With Coronavirus, ‘Nature is sending us a message’, says UN Environment Chief
Prof Andrew Cunningham from the Zoological Society of London said, “The emergence of COVID-19 was not only predictable, but it was also predicted (in the sense that) there would be another viral emergence from wildlife that would be a public health threat.”
UN’s Environment chief, Inger Andersen mentioned Coronavirus pandemic as a message to humanity from nature. According to the Danish environmentalist, the immediate response must be to prevent the virus from spreading but the long term response must include tackling the biodiversity loss and habitat.

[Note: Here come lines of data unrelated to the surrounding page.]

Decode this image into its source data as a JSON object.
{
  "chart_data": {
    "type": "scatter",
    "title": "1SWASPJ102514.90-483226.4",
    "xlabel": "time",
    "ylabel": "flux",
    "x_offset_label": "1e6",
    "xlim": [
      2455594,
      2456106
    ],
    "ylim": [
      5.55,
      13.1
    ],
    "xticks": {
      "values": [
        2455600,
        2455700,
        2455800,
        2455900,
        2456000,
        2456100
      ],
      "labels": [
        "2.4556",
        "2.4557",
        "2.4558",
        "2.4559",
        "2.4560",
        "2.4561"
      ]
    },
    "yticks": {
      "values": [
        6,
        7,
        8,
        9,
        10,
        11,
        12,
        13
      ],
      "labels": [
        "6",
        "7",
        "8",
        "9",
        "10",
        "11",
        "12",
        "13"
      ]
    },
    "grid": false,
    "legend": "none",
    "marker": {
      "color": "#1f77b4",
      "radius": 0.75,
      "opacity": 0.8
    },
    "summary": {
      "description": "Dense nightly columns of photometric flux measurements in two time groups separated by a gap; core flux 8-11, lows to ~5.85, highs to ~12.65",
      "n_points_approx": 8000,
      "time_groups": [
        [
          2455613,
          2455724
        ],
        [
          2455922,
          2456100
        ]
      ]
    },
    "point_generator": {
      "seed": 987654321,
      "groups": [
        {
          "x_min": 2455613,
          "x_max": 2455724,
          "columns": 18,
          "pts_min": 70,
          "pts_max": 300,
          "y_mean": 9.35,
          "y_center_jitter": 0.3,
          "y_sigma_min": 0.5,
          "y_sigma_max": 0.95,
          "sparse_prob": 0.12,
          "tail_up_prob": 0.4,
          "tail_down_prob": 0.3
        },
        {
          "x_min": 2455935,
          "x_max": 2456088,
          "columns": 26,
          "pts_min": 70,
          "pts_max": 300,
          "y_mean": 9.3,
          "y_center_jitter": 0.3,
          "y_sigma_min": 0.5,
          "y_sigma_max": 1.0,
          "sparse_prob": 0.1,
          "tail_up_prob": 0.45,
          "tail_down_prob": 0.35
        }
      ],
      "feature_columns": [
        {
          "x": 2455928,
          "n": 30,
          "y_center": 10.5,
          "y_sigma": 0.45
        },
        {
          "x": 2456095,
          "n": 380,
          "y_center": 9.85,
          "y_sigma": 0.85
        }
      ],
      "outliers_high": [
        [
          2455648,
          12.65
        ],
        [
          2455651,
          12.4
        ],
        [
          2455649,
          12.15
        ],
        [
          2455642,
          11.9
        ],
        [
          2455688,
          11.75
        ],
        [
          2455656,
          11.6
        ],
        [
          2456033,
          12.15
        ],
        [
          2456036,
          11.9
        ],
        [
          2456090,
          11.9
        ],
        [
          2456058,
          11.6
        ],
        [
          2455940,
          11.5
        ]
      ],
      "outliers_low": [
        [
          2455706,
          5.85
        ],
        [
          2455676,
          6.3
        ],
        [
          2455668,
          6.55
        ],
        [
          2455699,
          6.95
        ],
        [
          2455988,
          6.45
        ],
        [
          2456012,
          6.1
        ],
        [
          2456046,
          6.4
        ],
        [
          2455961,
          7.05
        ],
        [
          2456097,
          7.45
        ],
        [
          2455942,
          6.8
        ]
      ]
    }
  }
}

Inger Andersen in her interview clearly stated “We are intimately connected with nature, whether we like it or not. If we don’t take care of nature, we can’t take care of ourselves. And as we hurtle towards a population of 10billion people on this planet, we need to go into this future armed with nature as our strongest ally.”
With humans and wildlife coming into close contact through continuous erosion of wild spaces, the exposure to such diseases has become much more convenient. As per the study, 75% of infectious diseases come from wildlife.
What can be the reasons for outbreaks such as COVID-19
As per the leading scientists, the outbreak of COVID-19 was a warning showing that there are many more deadly diseases existing in the wildlife. Andersen in her interview said, never before have so many opportunities existed for pathogens to pass from wild and domestic animals to people.”
Urging the authorities to put an end to live animal markets, which apart from being an illegal global animal trade also becomes a perfect mixing bowl for such diseases.
The threat of such diseases is always there
With the rising cases of Coronavirus all over the globe, Prof Andrew Cunningham from the Zoological Society of London said, “The emergence of COVID-19 was not only predictable, but it was also predicted (in the sense that) there would be another viral emergence from wildlife that would be a public health threat.”
The responsibility of such diseases is on human behavior where markets butcher live animals and where animals are crammed together into cages for long-distance transportation. It creates an ideal situation for such diseases to explore.
Measures to control and what countries can do regarding the spread of diseases
The step taken by China to ban live animal markets must be followed globally. This trade, which is a million-dollar industry in itself is also a part of this problem. The only articulated measures against such diseases are to gain a balance between wildlife and humanity.
Changes in the behavior, our consumption and in our lifestyle can be one of the first steps to be taken. Taking this pandemic as nature’s waking call, the major alterations in environmental policies that will control and assess the risks must be some of the things that can be done globally.